En 1983, le jeune rouennais Emmanuel Ratier, passionné de journalisme, et installé à Paris, était entré à l'hebdomadaire Valeurs Actuelles, alors dirigé par le sénateur Raymond Bourgine. Il y accomplissait le stage de deux années, exigé pour être considéré comme titulaire à part entière de la carte professionnelle. Il eut l'occasion de me rencontrer, afin de l'appuyer pour une démarche, aux fins d'un entretien de presse, avec un homme politique du moment.
En principe, il n'avait pas besoin de moi. Mais le politicien qu'on lui demandait de rencontrer refusait tout contact avec Valeurs Actuelles, en raison de profondes divergences l'opposant à R. Bourgine. Charles Pasqua, récalcitrant à l'interview, était alors président du groupe RPR au Sénat, où Raymond Bourgine siégeait également.

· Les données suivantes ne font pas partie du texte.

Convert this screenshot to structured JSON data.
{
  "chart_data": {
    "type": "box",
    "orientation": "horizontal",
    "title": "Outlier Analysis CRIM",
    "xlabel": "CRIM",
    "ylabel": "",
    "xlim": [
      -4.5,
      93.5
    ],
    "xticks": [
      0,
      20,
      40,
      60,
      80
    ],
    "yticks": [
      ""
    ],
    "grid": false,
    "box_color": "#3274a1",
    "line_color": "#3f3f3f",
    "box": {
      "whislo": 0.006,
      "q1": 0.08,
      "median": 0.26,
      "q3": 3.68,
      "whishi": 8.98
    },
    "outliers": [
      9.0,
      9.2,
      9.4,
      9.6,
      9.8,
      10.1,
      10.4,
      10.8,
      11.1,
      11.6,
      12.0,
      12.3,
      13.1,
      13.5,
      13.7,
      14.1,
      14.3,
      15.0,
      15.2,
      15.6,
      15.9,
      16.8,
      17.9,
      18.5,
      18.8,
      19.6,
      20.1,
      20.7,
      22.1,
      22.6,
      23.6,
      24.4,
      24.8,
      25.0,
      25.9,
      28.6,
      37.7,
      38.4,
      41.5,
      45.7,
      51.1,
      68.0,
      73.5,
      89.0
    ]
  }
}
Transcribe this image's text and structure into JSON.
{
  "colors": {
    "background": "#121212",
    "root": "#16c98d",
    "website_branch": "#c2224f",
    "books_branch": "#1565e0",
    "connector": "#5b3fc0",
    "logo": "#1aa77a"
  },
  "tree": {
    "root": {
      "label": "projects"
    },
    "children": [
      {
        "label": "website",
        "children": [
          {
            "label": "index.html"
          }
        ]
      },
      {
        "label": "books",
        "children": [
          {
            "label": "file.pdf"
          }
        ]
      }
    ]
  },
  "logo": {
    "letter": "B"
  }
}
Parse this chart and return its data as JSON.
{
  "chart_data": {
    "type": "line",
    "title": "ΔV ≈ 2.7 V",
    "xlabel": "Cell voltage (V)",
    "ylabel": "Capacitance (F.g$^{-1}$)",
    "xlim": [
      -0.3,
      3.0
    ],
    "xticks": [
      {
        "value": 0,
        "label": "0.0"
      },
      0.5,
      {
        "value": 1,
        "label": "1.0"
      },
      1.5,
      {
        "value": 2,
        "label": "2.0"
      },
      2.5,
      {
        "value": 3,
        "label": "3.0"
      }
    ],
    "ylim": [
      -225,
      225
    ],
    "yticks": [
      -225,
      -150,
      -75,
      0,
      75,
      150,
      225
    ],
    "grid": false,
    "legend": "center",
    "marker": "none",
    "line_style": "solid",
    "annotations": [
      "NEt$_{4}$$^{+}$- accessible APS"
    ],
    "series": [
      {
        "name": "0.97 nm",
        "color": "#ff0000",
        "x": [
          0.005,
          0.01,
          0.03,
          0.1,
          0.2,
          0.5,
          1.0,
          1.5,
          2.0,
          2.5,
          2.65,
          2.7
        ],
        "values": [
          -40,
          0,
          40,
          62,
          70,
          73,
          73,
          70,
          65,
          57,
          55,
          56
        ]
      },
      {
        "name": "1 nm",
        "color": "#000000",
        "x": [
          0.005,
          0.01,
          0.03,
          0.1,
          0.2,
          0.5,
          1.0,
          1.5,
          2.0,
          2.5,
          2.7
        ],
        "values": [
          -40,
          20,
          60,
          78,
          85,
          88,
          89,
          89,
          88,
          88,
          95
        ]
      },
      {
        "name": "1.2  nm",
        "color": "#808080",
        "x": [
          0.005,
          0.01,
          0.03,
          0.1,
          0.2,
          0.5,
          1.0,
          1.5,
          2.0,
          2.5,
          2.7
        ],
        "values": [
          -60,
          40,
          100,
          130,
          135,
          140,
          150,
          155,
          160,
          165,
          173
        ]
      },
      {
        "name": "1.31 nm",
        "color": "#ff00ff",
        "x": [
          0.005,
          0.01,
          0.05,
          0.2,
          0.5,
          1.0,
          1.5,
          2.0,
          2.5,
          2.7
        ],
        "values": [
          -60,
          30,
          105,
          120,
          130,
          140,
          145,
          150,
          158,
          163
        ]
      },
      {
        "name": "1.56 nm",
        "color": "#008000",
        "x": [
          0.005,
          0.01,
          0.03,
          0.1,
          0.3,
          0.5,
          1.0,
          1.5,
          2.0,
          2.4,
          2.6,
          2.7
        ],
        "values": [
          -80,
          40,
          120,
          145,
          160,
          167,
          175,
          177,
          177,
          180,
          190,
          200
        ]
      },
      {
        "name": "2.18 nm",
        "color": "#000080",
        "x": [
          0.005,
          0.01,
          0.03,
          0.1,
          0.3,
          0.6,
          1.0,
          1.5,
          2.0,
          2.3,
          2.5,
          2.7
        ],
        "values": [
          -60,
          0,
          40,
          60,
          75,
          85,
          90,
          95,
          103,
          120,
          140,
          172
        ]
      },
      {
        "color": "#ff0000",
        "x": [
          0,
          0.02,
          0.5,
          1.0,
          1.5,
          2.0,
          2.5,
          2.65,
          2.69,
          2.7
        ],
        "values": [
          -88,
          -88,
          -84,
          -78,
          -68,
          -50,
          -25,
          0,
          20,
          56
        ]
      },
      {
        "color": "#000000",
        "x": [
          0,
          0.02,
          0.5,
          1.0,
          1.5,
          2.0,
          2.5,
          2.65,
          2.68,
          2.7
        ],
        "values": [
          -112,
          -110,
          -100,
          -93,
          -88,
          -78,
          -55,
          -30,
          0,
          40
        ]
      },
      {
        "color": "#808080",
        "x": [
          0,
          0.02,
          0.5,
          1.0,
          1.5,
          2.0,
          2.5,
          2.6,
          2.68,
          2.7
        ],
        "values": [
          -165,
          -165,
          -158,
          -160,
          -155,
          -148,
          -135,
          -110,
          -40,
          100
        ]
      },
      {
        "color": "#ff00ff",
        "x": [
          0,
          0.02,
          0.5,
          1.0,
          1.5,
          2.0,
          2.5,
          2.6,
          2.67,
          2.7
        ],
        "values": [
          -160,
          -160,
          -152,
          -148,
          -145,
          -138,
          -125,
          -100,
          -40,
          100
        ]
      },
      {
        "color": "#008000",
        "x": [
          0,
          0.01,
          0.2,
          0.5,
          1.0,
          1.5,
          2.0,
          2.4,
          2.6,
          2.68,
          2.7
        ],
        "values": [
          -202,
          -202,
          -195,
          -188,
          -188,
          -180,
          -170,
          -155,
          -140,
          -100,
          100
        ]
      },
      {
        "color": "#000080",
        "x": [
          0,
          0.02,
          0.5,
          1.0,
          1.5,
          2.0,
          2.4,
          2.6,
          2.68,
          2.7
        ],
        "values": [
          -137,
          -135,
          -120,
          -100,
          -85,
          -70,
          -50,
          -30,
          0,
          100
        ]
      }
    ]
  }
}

Le contexte de l'époque, deux mois après la prise de pouvoir par F. Mitterrand et les socialo-communistes, était tendu, la droite commençait à relever la tête. Militant nationaliste jusque-là, je m'étais rapproché du RPR, après une longue hésitation, me disant que « la guerre (d'Algérie) était finie ». Je me doutais que C. Pasqua avait joué un rôle trouble du côté des barbouzes, tout en ne disposant pas d'informations très précises. Néanmoins, je participais à certaines actions contre la gauche, encouragées par ses soins.
Emmanuel le savait. Il m'informa de la difficulté à obtenir un rendez-vous de la part du "président", comme on qualifiait C. Pasqua à l'époque. Au cours de notre échange de propos, je montrais au stagiaire de VA. une brochure posée sur mon bureau, je l'ouvris et lui indiquais une page concernant la France, et plus spécialement la Provence. Il s'agissait d'un document officiel nord-américain, édité par le Congrès des Etats-Unis, traitant du trafic mondial de drogue, que je m'étais procuré à Washington. On s'y intéressait à la drogue produite au Liban, entrant en Europe par Marseille, où elle était transformée dans un laboratoire spécialisé de la banlieue. A ce sujet, une firme locale de spiritueux était mentionnée, ainsi qu'un de ses anciens dirigeants, directeur export, au début des années 1960. Il s'agissait de C. Pasqua, alors directeur export de Ricard.
Sa fidélité s’appelait courage
Peu après, en insistant auprès de familiers du "président", je parvins à obtenir l'interview recherchée, qui se déroula sans problèmes. Je ne pensais plus à l'article projeté, lorsque, au début de l’après-midi, le téléphone sonna. Un ami me conseilla fortement de prendre connaissance du numéro venant de paraître de VA., sans plus de précisions. Etonné, je me rendis au plus proche kiosque. Feuilletant la publication, je fus estomaqué. Accompagnant l'entretien, des éléments biographiques du "président" l’accompagnaient. Dont le passage du rapport américain que j'avais autorisé Emmanuel à photocopier.
La colère du sénateur RPR fut homérique. Je fus sévèrement tancé pour avoir sollicité la réception d'Emmanuel. C. Pasqua expédia une lettre à R. Bourgine, exigeant le renvoi d'Emmanuel. Le numéro suivant de VA. publia la missive du responsable RPR, avec un commentaire du directeur de VA., au nom de la liberté de la presse. Et Emmanuel figura aussitôt dans l'ours de la publication, comme les rédacteurs de longue date, honneur exceptionnel pour un stagiaire.
A cette occasion, j'avais découvert le courage moral et physique d'Emmanuel Ratier, dont j'eus d'autres preuves par la suite. Il avait défié un personnage entouré d'individus aux procédés extra-légaux, souvent percutants, sans une hésitation. Jamais il ne céda à l'intimidation. Ces deux dernières années, sa librairie avait été attaquée par deux fois par une bande d'extrême-gauche, bien connue de la police parisienne. Imperturbable, il avait poursuivi son combat, comme durant toute sa vie. Je tiens à le souligner, car les commentateurs de l'idéologie dominante le présentent maintenant en individu timoré, édulcorant ses textes, afin de ne pas être classé par eux comme "extrémiste" Emmanuel n'a jamais transigé avec la vérité, le devoir d'information et de militantisme intransigeant a toujours été sacré pour lui.